La présente thèse entend donner sens à un concept qui occupe une place centrale
au sein de la pensée de Theodor W. Adorno mais qui, parce que notoirement
difficile à définir, n’a pas reçu l’attention qu’il mérite : la mimêsis (Mimesis). Il
s’agira, plus exactement, de comprendre la mimêsis comme un point nodal de la
critique adornienne, qui nous permet de comprendre au nom et en vue de quoi elle
se déploie. Car sous toutes ses acceptions – et nous verrons qu’elles sont fort
variées – la mimêsis adornienne est toujours invoquée dans le but de contrecarrer
les tendances hétéronomes (c’est-à-dire : déshumanisantes) propres aux sociétés
capitalistes avancées. Surtout, elle est constamment présentée comme un correctif
matérialiste au type de rationalité abstraite qui sous-tend ces sociétés.

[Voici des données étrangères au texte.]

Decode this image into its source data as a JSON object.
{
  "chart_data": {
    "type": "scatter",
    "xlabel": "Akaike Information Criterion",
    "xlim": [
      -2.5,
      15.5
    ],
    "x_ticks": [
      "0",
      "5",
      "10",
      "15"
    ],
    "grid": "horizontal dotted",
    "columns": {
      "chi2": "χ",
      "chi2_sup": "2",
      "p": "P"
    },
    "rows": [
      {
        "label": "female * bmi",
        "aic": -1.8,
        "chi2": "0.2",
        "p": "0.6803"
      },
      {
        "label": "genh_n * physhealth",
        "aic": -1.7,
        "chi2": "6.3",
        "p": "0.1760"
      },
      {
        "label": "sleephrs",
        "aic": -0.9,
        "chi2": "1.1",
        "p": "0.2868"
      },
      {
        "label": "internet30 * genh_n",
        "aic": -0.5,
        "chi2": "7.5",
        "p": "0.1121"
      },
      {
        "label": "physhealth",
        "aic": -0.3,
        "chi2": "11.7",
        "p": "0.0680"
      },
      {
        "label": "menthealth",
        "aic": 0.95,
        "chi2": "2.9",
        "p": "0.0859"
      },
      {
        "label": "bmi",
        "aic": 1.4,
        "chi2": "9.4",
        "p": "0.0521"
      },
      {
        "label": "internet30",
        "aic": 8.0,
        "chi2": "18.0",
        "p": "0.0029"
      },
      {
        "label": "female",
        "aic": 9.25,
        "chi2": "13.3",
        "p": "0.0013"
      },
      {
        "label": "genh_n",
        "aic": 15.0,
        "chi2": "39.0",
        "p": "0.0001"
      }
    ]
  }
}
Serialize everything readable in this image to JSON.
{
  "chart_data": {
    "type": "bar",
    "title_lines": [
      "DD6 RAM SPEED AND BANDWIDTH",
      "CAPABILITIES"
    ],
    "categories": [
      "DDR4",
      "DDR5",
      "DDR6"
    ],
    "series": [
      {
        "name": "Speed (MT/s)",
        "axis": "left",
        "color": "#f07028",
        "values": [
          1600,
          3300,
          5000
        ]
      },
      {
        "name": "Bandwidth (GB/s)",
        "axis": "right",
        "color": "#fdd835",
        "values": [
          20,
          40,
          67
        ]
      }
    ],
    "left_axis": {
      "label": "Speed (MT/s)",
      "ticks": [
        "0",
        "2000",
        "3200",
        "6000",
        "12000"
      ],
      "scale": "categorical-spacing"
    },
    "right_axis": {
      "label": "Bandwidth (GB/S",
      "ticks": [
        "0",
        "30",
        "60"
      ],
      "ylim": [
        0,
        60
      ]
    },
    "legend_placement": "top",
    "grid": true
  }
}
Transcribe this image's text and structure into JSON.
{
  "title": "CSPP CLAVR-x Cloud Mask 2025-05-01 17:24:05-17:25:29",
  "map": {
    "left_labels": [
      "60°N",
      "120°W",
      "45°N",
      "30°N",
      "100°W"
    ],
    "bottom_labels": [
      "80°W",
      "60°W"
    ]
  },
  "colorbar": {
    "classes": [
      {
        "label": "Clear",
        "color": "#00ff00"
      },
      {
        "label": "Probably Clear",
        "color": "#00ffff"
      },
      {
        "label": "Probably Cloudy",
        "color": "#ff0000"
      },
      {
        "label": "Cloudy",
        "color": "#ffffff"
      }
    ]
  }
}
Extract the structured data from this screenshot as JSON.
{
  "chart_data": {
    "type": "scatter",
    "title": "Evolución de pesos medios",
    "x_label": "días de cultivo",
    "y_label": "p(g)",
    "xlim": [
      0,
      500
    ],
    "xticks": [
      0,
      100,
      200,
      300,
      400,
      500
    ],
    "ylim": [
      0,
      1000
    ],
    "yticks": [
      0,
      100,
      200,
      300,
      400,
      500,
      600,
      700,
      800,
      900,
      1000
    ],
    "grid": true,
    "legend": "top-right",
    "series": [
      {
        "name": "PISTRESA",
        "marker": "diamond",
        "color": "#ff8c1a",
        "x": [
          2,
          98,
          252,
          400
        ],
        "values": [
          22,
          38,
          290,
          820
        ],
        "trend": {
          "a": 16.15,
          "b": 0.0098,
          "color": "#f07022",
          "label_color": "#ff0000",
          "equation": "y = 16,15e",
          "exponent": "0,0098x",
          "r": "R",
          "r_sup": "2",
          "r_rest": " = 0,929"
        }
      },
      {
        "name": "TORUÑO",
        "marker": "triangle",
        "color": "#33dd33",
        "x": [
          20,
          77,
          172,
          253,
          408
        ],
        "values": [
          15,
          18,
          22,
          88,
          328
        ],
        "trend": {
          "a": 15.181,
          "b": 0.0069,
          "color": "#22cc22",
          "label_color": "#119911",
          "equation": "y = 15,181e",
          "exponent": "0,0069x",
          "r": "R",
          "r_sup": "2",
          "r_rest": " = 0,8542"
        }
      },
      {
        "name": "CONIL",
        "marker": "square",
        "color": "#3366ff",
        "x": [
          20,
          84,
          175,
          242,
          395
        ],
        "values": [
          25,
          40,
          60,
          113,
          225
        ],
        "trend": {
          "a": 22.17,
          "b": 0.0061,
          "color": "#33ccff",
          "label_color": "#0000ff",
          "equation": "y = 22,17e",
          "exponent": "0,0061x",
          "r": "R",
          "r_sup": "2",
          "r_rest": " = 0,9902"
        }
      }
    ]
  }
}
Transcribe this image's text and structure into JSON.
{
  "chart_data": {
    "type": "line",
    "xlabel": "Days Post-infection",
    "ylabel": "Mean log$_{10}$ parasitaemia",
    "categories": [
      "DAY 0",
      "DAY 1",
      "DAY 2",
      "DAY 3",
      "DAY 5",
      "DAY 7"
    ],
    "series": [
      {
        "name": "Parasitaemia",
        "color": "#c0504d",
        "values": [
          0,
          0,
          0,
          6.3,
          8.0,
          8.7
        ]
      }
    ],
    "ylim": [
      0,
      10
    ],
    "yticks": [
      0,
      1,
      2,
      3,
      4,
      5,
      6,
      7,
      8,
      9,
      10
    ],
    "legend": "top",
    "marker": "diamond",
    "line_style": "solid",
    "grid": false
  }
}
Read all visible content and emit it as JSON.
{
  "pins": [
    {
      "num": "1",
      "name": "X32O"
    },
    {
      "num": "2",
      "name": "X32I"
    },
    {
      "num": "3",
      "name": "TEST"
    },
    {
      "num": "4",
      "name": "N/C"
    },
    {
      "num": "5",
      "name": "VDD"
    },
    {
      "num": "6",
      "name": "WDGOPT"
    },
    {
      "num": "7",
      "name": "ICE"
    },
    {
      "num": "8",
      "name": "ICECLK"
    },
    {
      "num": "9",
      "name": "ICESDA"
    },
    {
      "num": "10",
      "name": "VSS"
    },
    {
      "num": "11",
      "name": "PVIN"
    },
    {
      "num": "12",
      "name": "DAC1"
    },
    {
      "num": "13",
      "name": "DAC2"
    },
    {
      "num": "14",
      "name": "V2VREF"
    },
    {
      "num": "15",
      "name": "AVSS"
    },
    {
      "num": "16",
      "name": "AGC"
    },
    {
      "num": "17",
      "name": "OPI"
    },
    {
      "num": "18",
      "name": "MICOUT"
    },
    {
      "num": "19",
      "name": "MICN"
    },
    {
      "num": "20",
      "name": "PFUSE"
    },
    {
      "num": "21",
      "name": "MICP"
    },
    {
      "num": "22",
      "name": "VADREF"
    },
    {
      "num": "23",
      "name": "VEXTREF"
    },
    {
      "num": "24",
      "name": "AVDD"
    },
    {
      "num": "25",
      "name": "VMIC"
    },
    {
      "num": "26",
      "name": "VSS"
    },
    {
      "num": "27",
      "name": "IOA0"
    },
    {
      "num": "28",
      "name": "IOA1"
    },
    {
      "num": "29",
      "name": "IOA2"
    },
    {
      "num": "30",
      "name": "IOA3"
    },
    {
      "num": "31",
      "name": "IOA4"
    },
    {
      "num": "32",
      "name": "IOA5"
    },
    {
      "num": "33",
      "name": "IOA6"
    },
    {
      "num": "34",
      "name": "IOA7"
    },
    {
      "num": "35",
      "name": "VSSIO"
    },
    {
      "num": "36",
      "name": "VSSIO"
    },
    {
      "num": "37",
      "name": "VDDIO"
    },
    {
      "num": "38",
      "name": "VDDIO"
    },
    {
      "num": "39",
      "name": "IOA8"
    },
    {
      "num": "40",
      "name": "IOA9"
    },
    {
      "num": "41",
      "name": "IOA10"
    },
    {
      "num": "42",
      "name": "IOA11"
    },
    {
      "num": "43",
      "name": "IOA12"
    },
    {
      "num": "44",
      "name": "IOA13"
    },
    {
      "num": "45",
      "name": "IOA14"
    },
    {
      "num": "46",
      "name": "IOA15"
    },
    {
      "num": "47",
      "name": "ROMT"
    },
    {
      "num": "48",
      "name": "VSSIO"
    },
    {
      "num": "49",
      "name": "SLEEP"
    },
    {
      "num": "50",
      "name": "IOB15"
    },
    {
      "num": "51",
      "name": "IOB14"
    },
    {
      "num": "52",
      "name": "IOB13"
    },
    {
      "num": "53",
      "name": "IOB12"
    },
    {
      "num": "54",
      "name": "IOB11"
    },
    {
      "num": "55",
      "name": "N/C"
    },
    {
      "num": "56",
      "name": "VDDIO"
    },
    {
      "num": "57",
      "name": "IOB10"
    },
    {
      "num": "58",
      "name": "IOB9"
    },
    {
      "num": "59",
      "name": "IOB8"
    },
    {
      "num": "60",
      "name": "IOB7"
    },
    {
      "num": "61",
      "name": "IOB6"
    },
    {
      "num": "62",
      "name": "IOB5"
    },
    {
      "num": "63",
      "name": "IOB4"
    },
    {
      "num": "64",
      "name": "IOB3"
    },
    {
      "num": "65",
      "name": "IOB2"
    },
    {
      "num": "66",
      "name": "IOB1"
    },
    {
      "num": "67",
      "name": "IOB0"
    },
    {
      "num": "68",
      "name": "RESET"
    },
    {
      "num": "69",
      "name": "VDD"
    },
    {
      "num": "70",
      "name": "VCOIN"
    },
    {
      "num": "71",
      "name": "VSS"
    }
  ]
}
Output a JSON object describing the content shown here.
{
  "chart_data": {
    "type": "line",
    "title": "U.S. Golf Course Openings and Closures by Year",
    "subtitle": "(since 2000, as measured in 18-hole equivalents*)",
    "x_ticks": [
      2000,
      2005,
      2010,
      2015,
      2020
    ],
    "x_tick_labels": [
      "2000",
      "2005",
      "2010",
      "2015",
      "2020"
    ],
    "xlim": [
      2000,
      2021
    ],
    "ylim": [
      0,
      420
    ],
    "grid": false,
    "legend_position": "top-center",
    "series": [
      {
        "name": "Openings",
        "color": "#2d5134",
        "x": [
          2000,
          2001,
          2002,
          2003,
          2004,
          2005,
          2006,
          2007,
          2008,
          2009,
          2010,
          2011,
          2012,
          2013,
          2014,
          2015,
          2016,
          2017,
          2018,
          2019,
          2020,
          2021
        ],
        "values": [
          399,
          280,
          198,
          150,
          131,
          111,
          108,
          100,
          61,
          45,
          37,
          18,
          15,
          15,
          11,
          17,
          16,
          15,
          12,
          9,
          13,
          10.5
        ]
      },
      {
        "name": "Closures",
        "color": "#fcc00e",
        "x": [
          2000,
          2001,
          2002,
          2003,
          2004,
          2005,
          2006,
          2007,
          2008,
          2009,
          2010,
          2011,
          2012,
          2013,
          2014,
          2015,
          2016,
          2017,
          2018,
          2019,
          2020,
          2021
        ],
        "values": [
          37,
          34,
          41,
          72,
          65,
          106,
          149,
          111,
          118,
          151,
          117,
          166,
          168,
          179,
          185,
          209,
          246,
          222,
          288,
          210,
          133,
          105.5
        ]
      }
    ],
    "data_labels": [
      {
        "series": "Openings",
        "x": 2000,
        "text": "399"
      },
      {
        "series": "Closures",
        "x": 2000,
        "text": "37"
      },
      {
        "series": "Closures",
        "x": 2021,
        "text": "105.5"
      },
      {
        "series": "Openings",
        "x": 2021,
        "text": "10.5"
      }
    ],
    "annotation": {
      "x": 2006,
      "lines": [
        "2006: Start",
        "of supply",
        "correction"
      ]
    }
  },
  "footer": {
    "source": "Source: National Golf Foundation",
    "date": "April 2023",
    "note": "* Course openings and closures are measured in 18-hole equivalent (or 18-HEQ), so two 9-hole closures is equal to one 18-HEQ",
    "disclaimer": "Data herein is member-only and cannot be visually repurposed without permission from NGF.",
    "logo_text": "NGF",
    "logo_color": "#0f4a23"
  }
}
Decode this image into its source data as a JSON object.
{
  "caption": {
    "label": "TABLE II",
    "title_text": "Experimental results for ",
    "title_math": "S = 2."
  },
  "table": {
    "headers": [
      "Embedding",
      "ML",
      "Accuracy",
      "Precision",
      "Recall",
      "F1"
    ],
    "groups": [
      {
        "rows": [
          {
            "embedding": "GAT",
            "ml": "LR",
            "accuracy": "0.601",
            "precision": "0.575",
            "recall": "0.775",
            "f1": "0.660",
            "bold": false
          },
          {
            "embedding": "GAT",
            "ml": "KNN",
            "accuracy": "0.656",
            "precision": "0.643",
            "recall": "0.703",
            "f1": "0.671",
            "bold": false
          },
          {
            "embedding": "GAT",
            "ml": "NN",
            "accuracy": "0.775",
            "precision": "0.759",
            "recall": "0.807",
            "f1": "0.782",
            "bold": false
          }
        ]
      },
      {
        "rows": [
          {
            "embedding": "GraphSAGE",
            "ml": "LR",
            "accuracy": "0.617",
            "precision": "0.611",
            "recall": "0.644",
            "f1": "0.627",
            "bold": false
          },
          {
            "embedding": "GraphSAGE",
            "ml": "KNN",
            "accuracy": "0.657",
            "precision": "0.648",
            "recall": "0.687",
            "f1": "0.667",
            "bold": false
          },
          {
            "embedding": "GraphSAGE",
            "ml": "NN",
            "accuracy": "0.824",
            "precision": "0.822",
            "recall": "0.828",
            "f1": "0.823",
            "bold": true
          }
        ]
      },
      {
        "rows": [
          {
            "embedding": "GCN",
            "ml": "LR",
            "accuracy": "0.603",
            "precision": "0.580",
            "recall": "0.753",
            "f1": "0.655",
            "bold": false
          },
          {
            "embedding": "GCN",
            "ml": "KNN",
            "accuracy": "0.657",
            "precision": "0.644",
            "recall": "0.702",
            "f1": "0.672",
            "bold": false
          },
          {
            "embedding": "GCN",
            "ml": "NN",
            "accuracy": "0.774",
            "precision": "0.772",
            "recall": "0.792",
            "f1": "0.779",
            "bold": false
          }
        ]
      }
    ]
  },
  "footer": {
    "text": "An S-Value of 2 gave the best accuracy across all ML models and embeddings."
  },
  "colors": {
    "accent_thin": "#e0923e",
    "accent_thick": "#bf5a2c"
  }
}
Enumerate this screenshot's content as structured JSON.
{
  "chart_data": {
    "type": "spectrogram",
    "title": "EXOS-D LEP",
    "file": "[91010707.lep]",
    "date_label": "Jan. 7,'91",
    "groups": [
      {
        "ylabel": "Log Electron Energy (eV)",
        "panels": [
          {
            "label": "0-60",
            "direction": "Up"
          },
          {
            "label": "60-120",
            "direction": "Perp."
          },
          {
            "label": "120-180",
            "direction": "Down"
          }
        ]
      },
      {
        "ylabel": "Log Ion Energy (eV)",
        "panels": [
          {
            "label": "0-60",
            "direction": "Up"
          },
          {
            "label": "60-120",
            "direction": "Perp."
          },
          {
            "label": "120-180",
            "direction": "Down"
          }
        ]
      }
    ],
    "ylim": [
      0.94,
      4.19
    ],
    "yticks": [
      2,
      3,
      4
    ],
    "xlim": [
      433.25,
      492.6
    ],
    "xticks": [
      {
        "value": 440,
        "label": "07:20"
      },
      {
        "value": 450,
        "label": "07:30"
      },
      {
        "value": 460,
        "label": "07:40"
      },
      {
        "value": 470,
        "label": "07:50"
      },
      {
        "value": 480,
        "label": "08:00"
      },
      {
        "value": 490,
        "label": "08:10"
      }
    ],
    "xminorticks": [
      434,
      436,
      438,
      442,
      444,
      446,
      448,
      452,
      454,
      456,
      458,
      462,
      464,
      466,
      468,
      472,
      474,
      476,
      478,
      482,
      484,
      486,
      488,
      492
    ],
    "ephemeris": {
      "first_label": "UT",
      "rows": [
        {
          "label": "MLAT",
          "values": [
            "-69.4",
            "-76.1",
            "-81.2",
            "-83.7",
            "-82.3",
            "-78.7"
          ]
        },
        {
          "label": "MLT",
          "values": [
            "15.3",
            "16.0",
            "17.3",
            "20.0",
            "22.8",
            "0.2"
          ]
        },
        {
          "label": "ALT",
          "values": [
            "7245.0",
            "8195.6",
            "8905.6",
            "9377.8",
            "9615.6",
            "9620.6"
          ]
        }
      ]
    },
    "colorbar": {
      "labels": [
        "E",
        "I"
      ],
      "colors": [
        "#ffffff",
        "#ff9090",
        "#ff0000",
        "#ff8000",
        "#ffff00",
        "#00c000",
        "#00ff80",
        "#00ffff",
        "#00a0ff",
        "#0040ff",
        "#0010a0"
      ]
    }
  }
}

Cette tâche s’avère d’autant plus lourde que, malgré son important poids normatif,
la mimêsis ne fait pas l’objet, chez Adorno, d’une théorisation explicite. Il nous
faudra pallier cette indétermination, en identifiant d’abord les assises normatives
les plus premières de la critique adornienne (0.0. Introduction : les fondements
normatifs de la critique adornienne), pour ensuite rendre compte des fonctions
particulières qu’occupe la mimêsis au sein de cette critique (1.0. Les fonctions
critiques de la mimêsis adornienne). Ce travail de débroussaillage exégétique et
interprétatif nous permettra de constater que la mimêsis adornienne recèle trois
types de potentiels critiques distincts. D’abord, en ce qu’elle est présentée – dans
les travaux des années 1930 et 1940 surtout – comme une impulsion
psychosomatique à même de trahir, l’instant d’une brève résistance, la violence
infligée à la nature intérieure et extérieure de l’homme par les forces réificatrices
de la rationalité instrumentale (Instrumentelle Vernunft), la mimêsis adornienne
peut être comprise comme un mimétisme (Mimikry) bioanthropologique dont la
valeur est principalement expressive (2.O. Mimikry : le potentiel
bioanthropologique de la mimêsis). Ensuite, lorsqu’elle sera pensée – à partir de la
fin des années 50 surtout – comme une compétence proprement épistémique qui
permet au sujet connaissant de rencontrer à nouveau puis de redéterminer les
objets de son expérience, la mimêsis adornienne peut être comprise comme un
correctif critique à la logique appropriative de la pensée identifiante
(identifizierendes Denken) (3.O. Affinität et Entäusserung : le potentiel
épistémique de la mimêsis). Enfin, dans la mesure où elle informe le modus
operandi de l’œuvre d’art d’avant-garde telle que défendue par Adorno dans la
Théorie esthétique, et qui consiste à détourner, en les retournant contre elles-
mêmes, les contraintes imposées par le monde totalement administré (total
verwaltete Welt), la mimêsis peut être comprise comme une Methexis subversive,
c’est-à-dire comme une stratégie séditieuse à même de conjurer l’hétéronomie
sociale en l’anticipant et en l’incorporant (4.0. Methexis subversive : le potentiel
stratégique de la mimêsis). Ainsi, tout en voulant rendre justice à la très grande
polysémie du concept, nous aimerions démontrer que la mimêsis adornienne
pointe constamment vers une forme ou une autre de résistance : comme
expression, comme extériorisation ou comme subversion.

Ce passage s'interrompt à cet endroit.